2. Originally Posted by wenatchee
use the fundimental identies to find the value of the trigonomic function.
sin 0, if cos 0 = 2/3 and 0 is in quadrant IV

1. -3/2
2. (3 square root 7)/7
3. 5/4
4. -( square root 5)/3
Is your 0 supposed to represent $\displaystyle \theta$?

Make use of the Pythagorean Identity:

$\displaystyle \cos^2{\theta} + \sin^2{\theta} = 1$

$\displaystyle \left(\frac{2}{3}\right)^2 + \sin^2{\theta} = 1$

$\displaystyle \frac{4}{9} + \sin^2{\theta} = 1$

$\displaystyle \sin^2{\theta} = \frac{5}{9}$

$\displaystyle \sin{\theta} = \pm \frac{\sqrt{5}}{3}$.

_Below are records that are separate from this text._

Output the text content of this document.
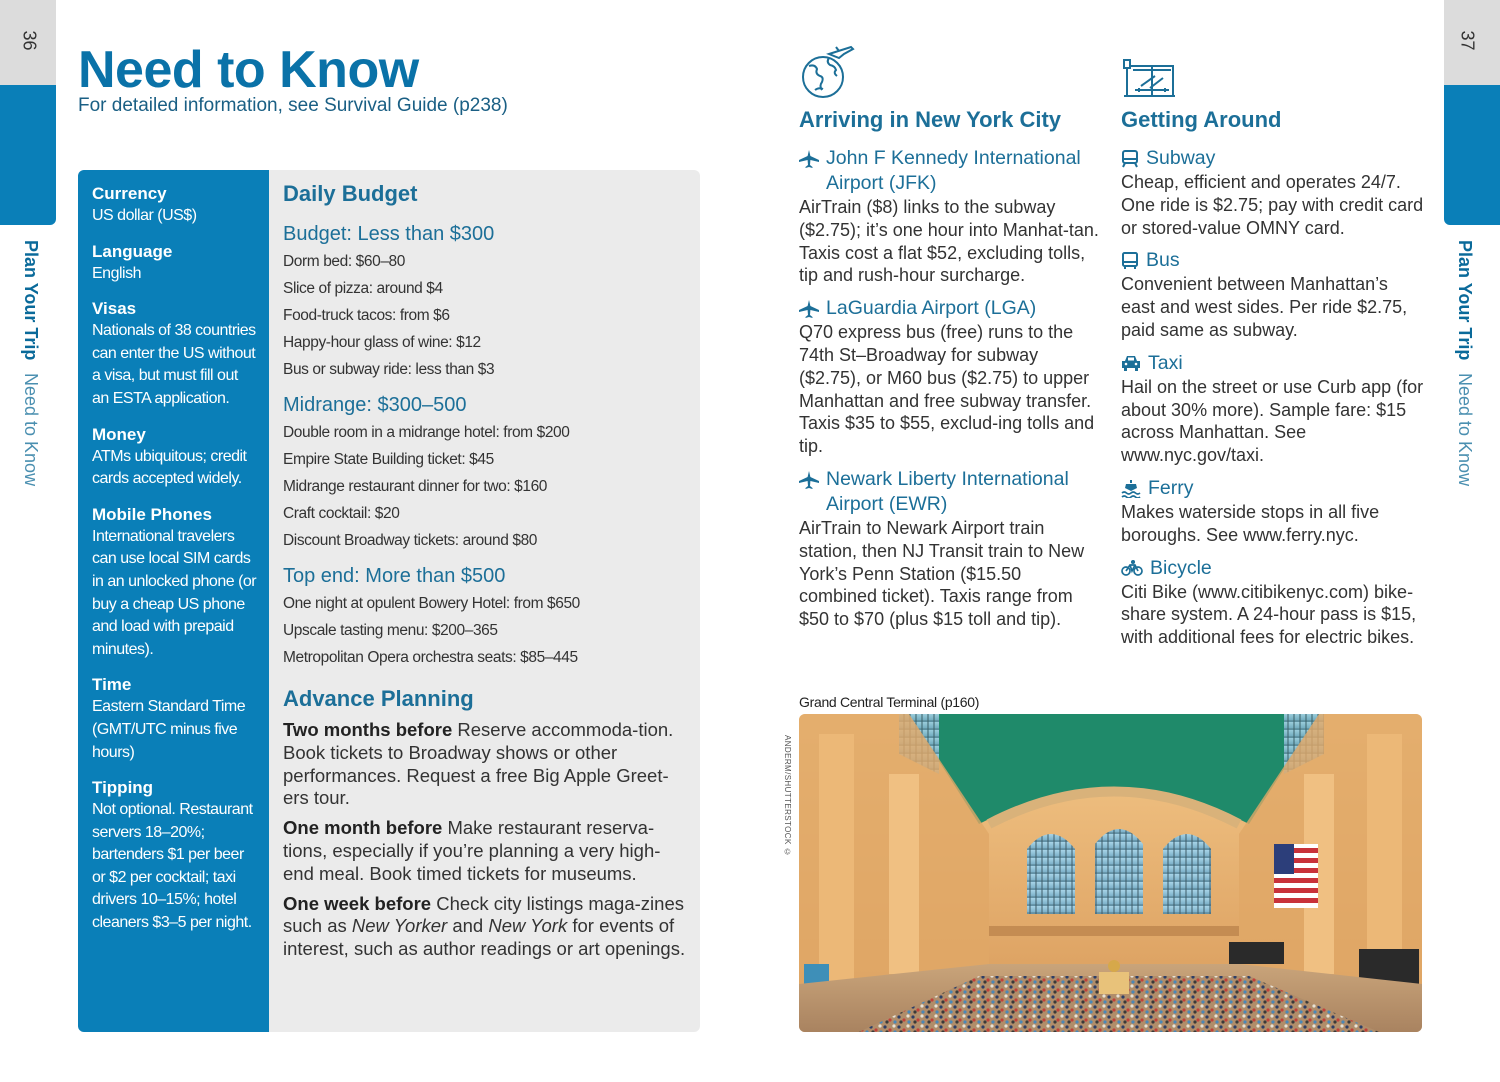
36
Plan Your Trip Need to Know
37
Plan Your Trip Need to Know
Need to Know
For detailed information, see Survival Guide (p238)
Currency
US dollar (US$)
Language
English
Visas
Nationals of 38 countries can enter the US without a visa, but must fill out an ESTA application.
Money
ATMs ubiquitous; credit cards accepted widely.
Mobile Phones
International travelers can use local SIM cards in an unlocked phone (or buy a cheap US phone and load with prepaid minutes).
Time
Eastern Standard Time (GMT/UTC minus five hours)
Tipping
Not optional. Restaurant servers 18–20%; bartenders $1 per beer or $2 per cocktail; taxi drivers 10–15%; hotel cleaners $3–5 per night.
Daily Budget
Budget: Less than $300
Dorm bed: $60–80
Slice of pizza: around $4
Food-truck tacos: from $6
Happy-hour glass of wine: $12
Bus or subway ride: less than $3
Midrange: $300–500
Double room in a midrange hotel: from $200
Empire State Building ticket: $45
Midrange restaurant dinner for two: $160
Craft cocktail: $20
Discount Broadway tickets: around $80
Top end: More than $500
One night at opulent Bowery Hotel: from $650
Upscale tasting menu: $200–365
Metropolitan Opera orchestra seats: $85–445
Advance Planning

Two months before Reserve accommoda-tion. Book tickets to Broadway shows or other performances. Request a free Big Apple Greet-ers tour.

One month before Make restaurant reserva-tions, especially if you’re planning a very high-end meal. Book timed tickets for museums.

One week before Check city listings maga-zines such as New Yorker and New York for events of interest, such as author readings or art openings.

Arriving in New York City
John F Kennedy International Airport (JFK)
AirTrain ($8) links to the subway ($2.75); it’s one hour into Manhat-tan. Taxis cost a flat $52, excluding tolls, tip and rush-hour surcharge.
LaGuardia Airport (LGA)
Q70 express bus (free) runs to the 74th St–Broadway for subway ($2.75), or M60 bus ($2.75) to upper Manhattan and free subway transfer. Taxis $35 to $55, exclud-ing tolls and tip.
Newark Liberty International Airport (EWR)
AirTrain to Newark Airport train station, then NJ Transit train to New York’s Penn Station ($15.50 combined ticket). Taxis range from $50 to $70 (plus $15 toll and tip).
Getting Around
Subway
Cheap, efficient and operates 24/7. One ride is $2.75; pay with credit card or stored-value OMNY card.
Bus
Convenient between Manhattan’s east and west sides. Per ride $2.75, paid same as subway.
Taxi
Hail on the street or use Curb app (for about 30% more). Sample fare: $15 across Manhattan. See www.nyc.gov/taxi.
Ferry
Makes waterside stops in all five boroughs. See www.ferry.nyc.
Bicycle
Citi Bike (www.citibikenyc.com) bike-share system. A 24-hour pass is $15, with additional fees for electric bikes.
Grand Central Terminal (p160)
ANDERM/SHUTTERSTOCK ©
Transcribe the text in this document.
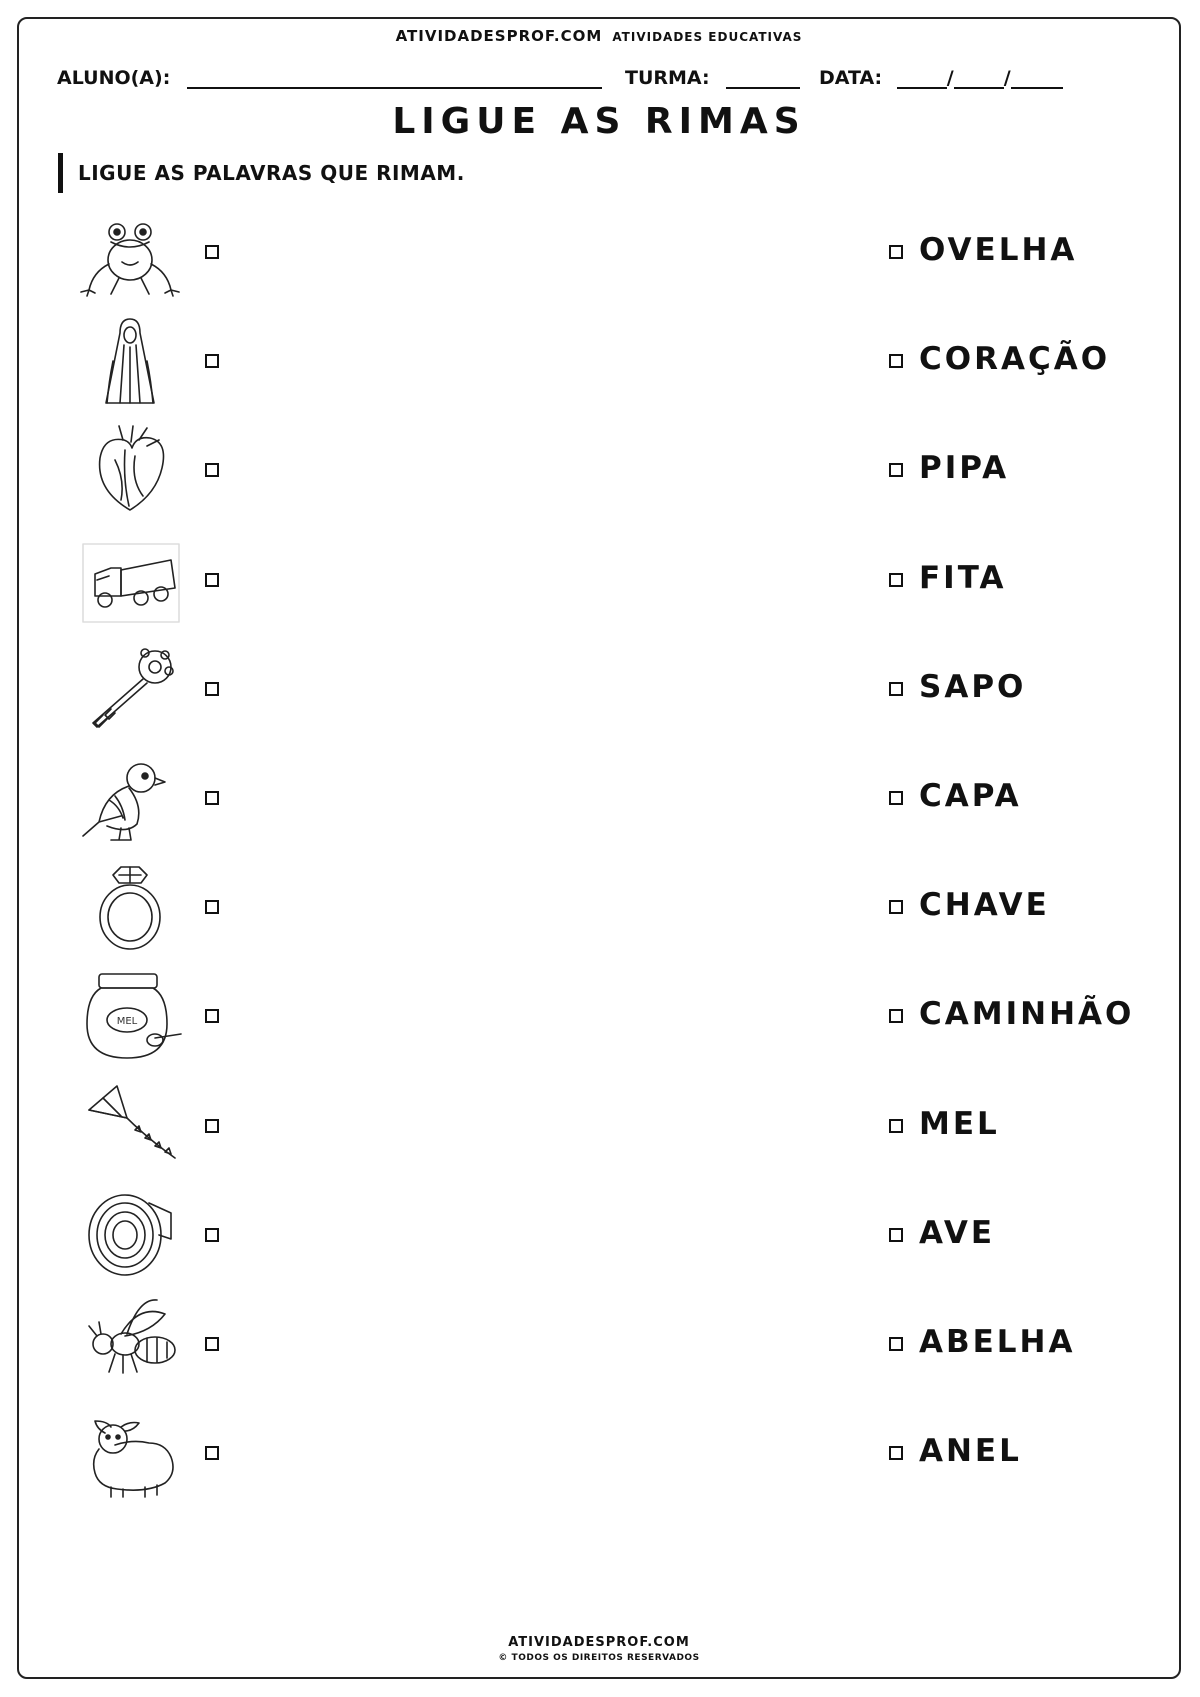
ATIVIDADESPROF.COM ATIVIDADES EDUCATIVAS
ALUNO(A):	TURMA:	DATA:	/	/
LIGUE AS RIMAS
LIGUE AS PALAVRAS QUE RIMAM.
OVELHA
CORAÇÃO
PIPA
FITA
SAPO
CAPA
CHAVE
MEL	CAMINHÃO
MEL
AVE
ABELHA
ANEL
ATIVIDADESPROF.COM
© TODOS OS DIREITOS RESERVADOS
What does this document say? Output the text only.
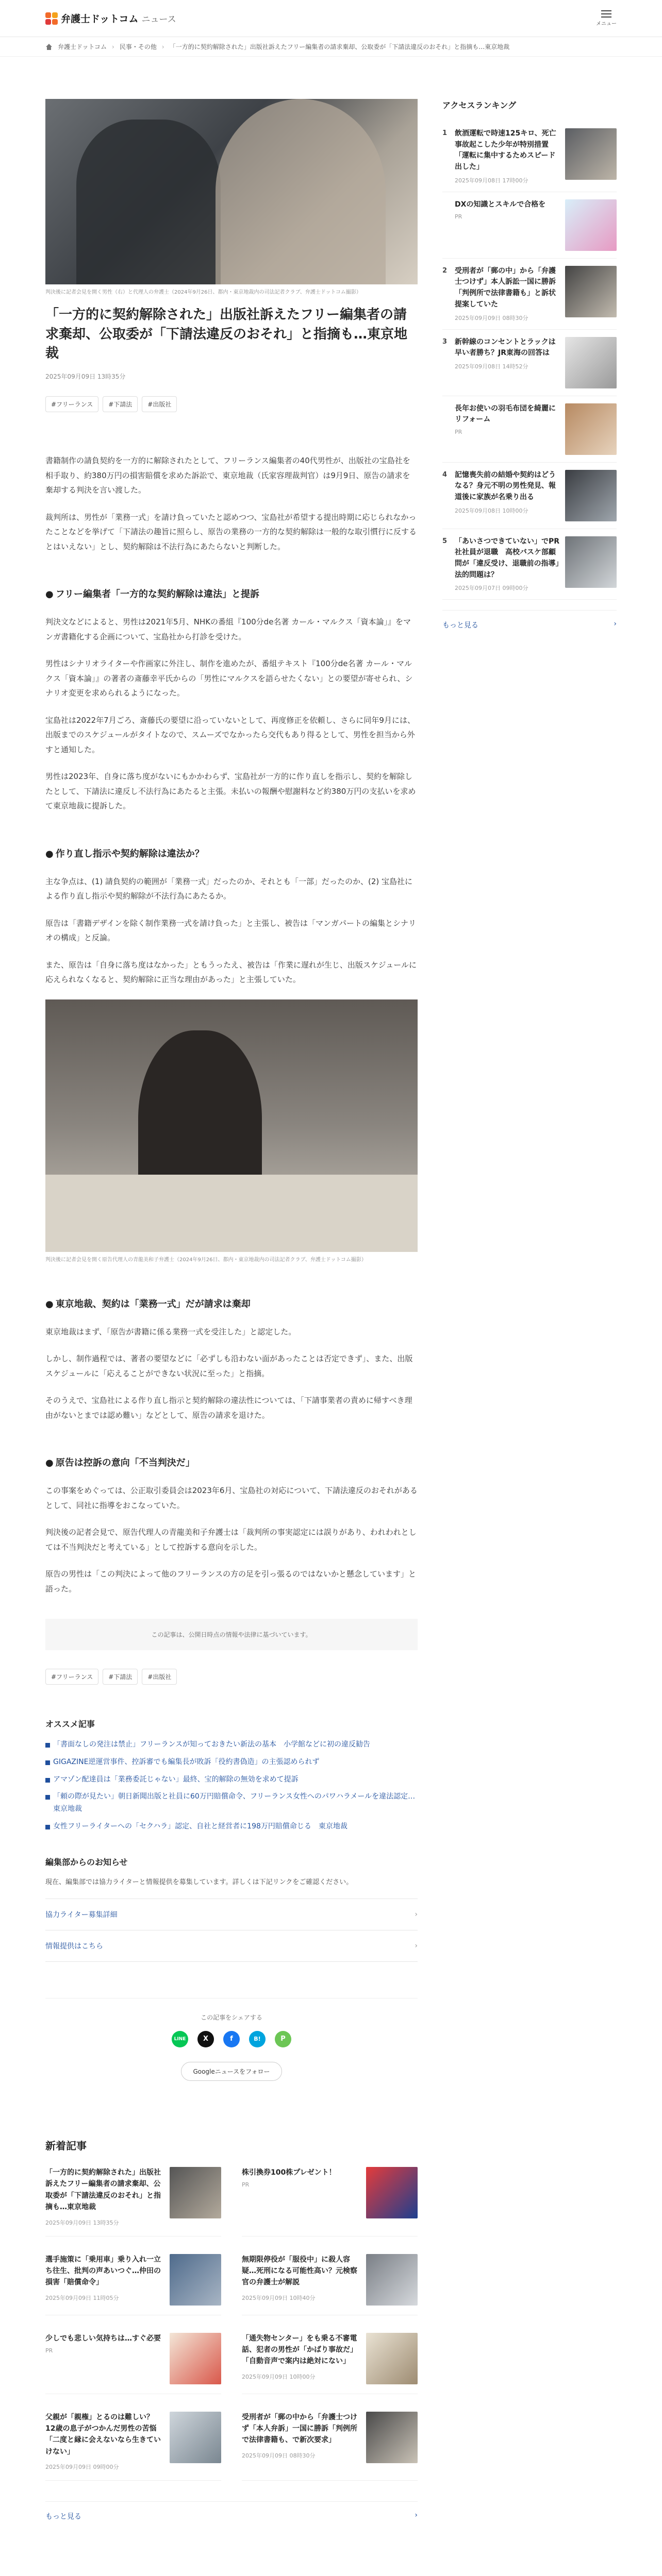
弁護士ドットコム ニュース	メニュー
弁護士ドットコム › 民事・その他 › 「一方的に契約解除された」出版社訴えたフリー編集者の請求棄却、公取委が「下請法違反のおそれ」と指摘も…東京地裁

判決後に記者会見を開く男性（右）と代理人の弁護士（2024年9月26日、都内・東京地裁内の司法記者クラブ、弁護士ドットコム撮影）

「一方的に契約解除された」出版社訴えたフリー編集者の請求棄却、公取委が「下請法違反のおそれ」と指摘も…東京地裁
2025年09月09日 13時35分
#フリーランス	#下請法	#出版社

書籍制作の請負契約を一方的に解除されたとして、フリーランス編集者の40代男性が、出版社の宝島社を相手取り、約380万円の損害賠償を求めた訴訟で、東京地裁（氏家容理裁判官）は9月9日、原告の請求を棄却する判決を言い渡した。

裁判所は、男性が「業務一式」を請け負っていたと認めつつ、宝島社が希望する提出時期に応じられなかったことなどを挙げて「下請法の趣旨に照らし、原告の業務の一方的な契約解除は一般的な取引慣行に反するとはいえない」とし、契約解除は不法行為にあたらないと判断した。

● フリー編集者「一方的な契約解除は違法」と提訴

判決文などによると、男性は2021年5月、NHKの番組『100分de名著 カール・マルクス「資本論」』をマンガ書籍化する企画について、宝島社から打診を受けた。

男性はシナリオライターや作画家に外注し、制作を進めたが、番組テキスト『100分de名著 カール・マルクス「資本論」』の著者の斎藤幸平氏からの「男性にマルクスを語らせたくない」との要望が寄せられ、シナリオ変更を求められるようになった。

宝島社は2022年7月ごろ、斎藤氏の要望に沿っていないとして、再度修正を依頼し、さらに同年9月には、出版までのスケジュールがタイトなので、スムーズでなかったら交代もあり得るとして、男性を担当から外すと通知した。

男性は2023年、自身に落ち度がないにもかかわらず、宝島社が一方的に作り直しを指示し、契約を解除したとして、下請法に違反し不法行為にあたると主張。未払いの報酬や慰謝料など約380万円の支払いを求めて東京地裁に提訴した。

● 作り直し指示や契約解除は違法か？

主な争点は、(1) 請負契約の範囲が「業務一式」だったのか、それとも「一部」だったのか、(2) 宝島社による作り直し指示や契約解除が不法行為にあたるか。

原告は「書籍デザインを除く制作業務一式を請け負った」と主張し、被告は「マンガパートの編集とシナリオの構成」と反論。

また、原告は「自身に落ち度はなかった」ともうったえ、被告は「作業に遅れが生じ、出版スケジュールに応えられなくなると、契約解除に正当な理由があった」と主張していた。

判決後に記者会見を開く原告代理人の青龍美和子弁護士（2024年9月26日、都内・東京地裁内の司法記者クラブ、弁護士ドットコム撮影）

● 東京地裁、契約は「業務一式」だが請求は棄却

東京地裁はまず、「原告が書籍に係る業務一式を受注した」と認定した。

しかし、制作過程では、著者の要望などに「必ずしも沿わない面があったことは否定できず」、また、出版スケジュールに「応えることができない状況に至った」と指摘。

そのうえで、宝島社による作り直し指示と契約解除の違法性については、「下請事業者の責めに帰すべき理由がないとまでは認め難い」などとして、原告の請求を退けた。

● 原告は控訴の意向「不当判決だ」

この事案をめぐっては、公正取引委員会は2023年6月、宝島社の対応について、下請法違反のおそれがあるとして、同社に指導をおこなっていた。

判決後の記者会見で、原告代理人の青龍美和子弁護士は「裁判所の事実認定には誤りがあり、われわれとしては不当判決だと考えている」として控訴する意向を示した。

原告の男性は「この判決によって他のフリーランスの方の足を引っ張るのではないかと懸念しています」と語った。

この記事は、公開日時点の情報や法律に基づいています。
#フリーランス	#下請法	#出版社
オススメ記事
「書面なしの発注は禁止」フリーランスが知っておきたい新法の基本　小学館などに初の違反勧告
GIGAZINE逆運営事件、控訴審でも編集長が敗訴「役約書偽造」の主張認められず
アマゾン配達員は「業務委託じゃない」最終、宝的解除の無効を求めて提訴
「頼の際が見たい」朝日新聞出版と社員に60万円賠償命令、フリーランス女性へのパワハラメールを違法認定…東京地裁
女性フリーライターへの「セクハラ」認定、自社と経営者に198万円賠償命じる　東京地裁
編集部からのお知らせ

現在、編集部では協力ライターと情報提供を募集しています。詳しくは下記リンクをご確認ください。

協力ライター募集詳細	›
情報提供はこちら	›
この記事をシェアする
LINE	X	f	B!	P
Googleニュースをフォロー
新着記事
「一方的に契約解除された」出版社訴えたフリー編集者の請求棄却、公取委が「下請法違反のおそれ」と指摘も…東京地裁
2025年09月09日 13時35分
株引換券100株プレゼント！
PR
選手施策に「乗用車」乗り入れ一立ち往生、批判の声あいつぐ…仲田の損害「賠償命令」
2025年09月09日 11時05分
無期限停役が「服役中」に殺人容疑…死刑になる可能性高い？元検察官の弁護士が解説
2025年09月09日 10時40分
少しでも悲しい気持ちは…すぐ必要
PR
「通失物センター」をも乗る不審電話、犯者の男性が「かばり事故だ」「自動音声で案内は絶対にない」
2025年09月09日 10時00分
父親が「親権」とるのは難しい？12歳の息子がつかんだ男性の苦悩「二度と縁に会えないなら生きていけない」
2025年09月09日 09時00分
受刑者が「郵の中から「弁護士つけず「本人弁訴」一国に勝訴「判例所で法律書籍も、で新次要求」
2025年09月09日 08時30分
もっと見る	›
アクセスランキング
1	飲酒運転で時速125キロ、死亡事故起こした少年が特別措置「運転に集中するためスピード出した」
2025年09月08日 17時00分
DXの知識とスキルで合格を
PR
2	受刑者が「郵の中」から「弁護士つけず」本人訴訟一国に勝訴「判例所で法律書籍も」と訴状提案していた
2025年09月09日 08時30分
3	新幹線のコンセントとラックは早い者勝ち？JR東海の回答は
2025年09月08日 14時52分
長年お使いの羽毛布団を綺麗にリフォーム
PR
4	記憶喪失前の結婚や契約はどうなる？身元不明の男性発見、報道後に家族が名乗り出る
2025年09月08日 10時00分
5	「あいさつできていない」でPR社社員が退職　高校バスケ部顧問が「違反受け、退職前の指導」法的問題は？
2025年09月07日 09時00分
もっと見る	›
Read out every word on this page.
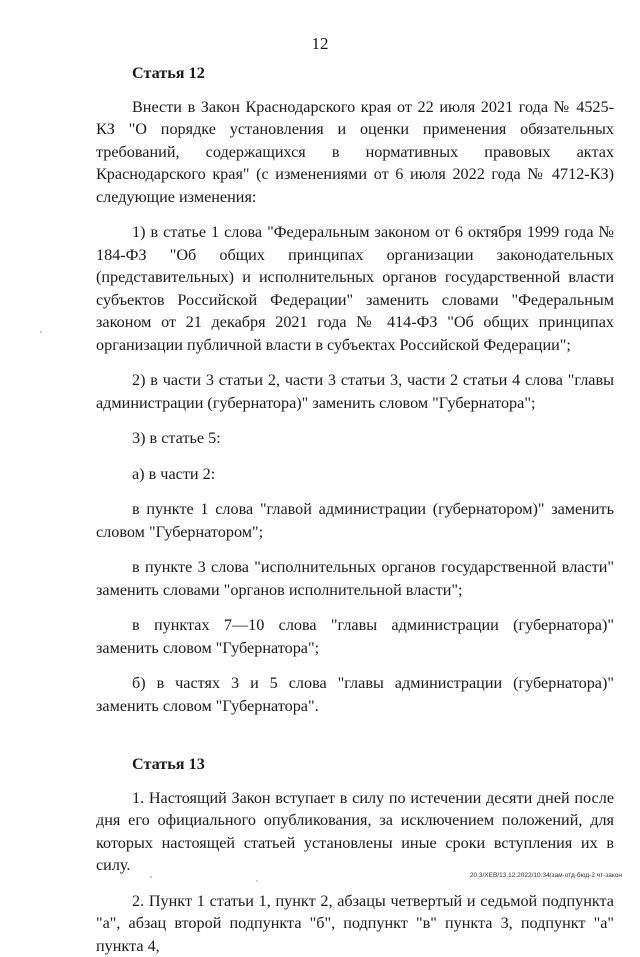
12
Статья 12

Внести в Закон Краснодарского края от 22 июля 2021 года № 4525-КЗ "О порядке установления и оценки применения обязательных требований, содержащихся в нормативных правовых актах Краснодарского края" (с изменениями от 6 июля 2022 года № 4712-КЗ) следующие изменения:

1) в статье 1 слова "Федеральным законом от 6 октября 1999 года № 184-ФЗ "Об общих принципах организации законодательных (представительных) и исполнительных органов государственной власти субъектов Российской Федерации" заменить словами "Федеральным законом от 21 декабря 2021 года № 414-ФЗ "Об общих принципах организации публичной власти в субъектах Российской Федерации";

2) в части 3 статьи 2, части 3 статьи 3, части 2 статьи 4 слова "главы администрации (губернатора)" заменить словом "Губернатора";

3) в статье 5:

а) в части 2:

в пункте 1 слова "главой администрации (губернатором)" заменить словом "Губернатором";

в пункте 3 слова "исполнительных органов государственной власти" заменить словами "органов исполнительной власти";

в пунктах 7—10 слова "главы администрации (губернатора)" заменить словом "Губернатора";

б) в частях 3 и 5 слова "главы администрации (губернатора)" заменить словом "Губернатора".

Статья 13

1. Настоящий Закон вступает в силу по истечении десяти дней после дня его официального опубликования, за исключением положений, для которых настоящей статьей установлены иные сроки вступления их в силу.

2. Пункт 1 статьи 1, пункт 2, абзацы четвертый и седьмой подпункта "а", абзац второй подпункта "б", подпункт "в" пункта 3, подпункт "а" пункта 4,

20.3/XEB/13.12.2022/10:34/зам-отд-бюд-2 чт-закон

Since $\displaystyle \theta$ is in Quadrant 4, we know $\displaystyle \sin{\theta}< 0$.

So $\displaystyle \sin{\theta} = -\frac{\sqrt{5}}{3}$.

3. Originally Posted by wenatchee
use the fundimental identies to find the value of the trigonomic function.
sin 0, if cos 0 = 2/3 and 0 is in quadrant IV

1. -3/2
2. (3 square root 7)/7
3. 5/4
4. -( square root 5)/3
I take it that by "0", you mean $\displaystyle \theta$.

So...

$\displaystyle \sin\theta=\sqrt{1-\cos^2\theta}$

Can you see what needs to be done?

4. Originally Posted by VonNemo19
I take it that by "0", you mean $\displaystyle \theta$.

So...

$\displaystyle \sin\theta=\sqrt{1-\cos^2\theta}$

Can you see what needs to be done?
Beat ya

5. Originally Posted by Prove It
Beat ya
You did indeed, you scoundrel! Until we meet again, Proveit!

6. ## slowly

Thanks I left my book and calculator at school and missed this whole section due to swine flu.

7. Originally Posted by wenatchee
Thanks I left my book and calculator at school and missed this whole section due to swine flu.
Where you from? In the US, I mean.

8. how do you get all the math symbols

9. malaga washington

10. You get the math symbols using LaTeX.

Go to the LaTeX help sub-forum on this site, and read through the tutorials.

11. Where in Austrailia are you from? I used to live in Sydney for about 6 months.

12. Melbourne, but I am currently living in Mildura.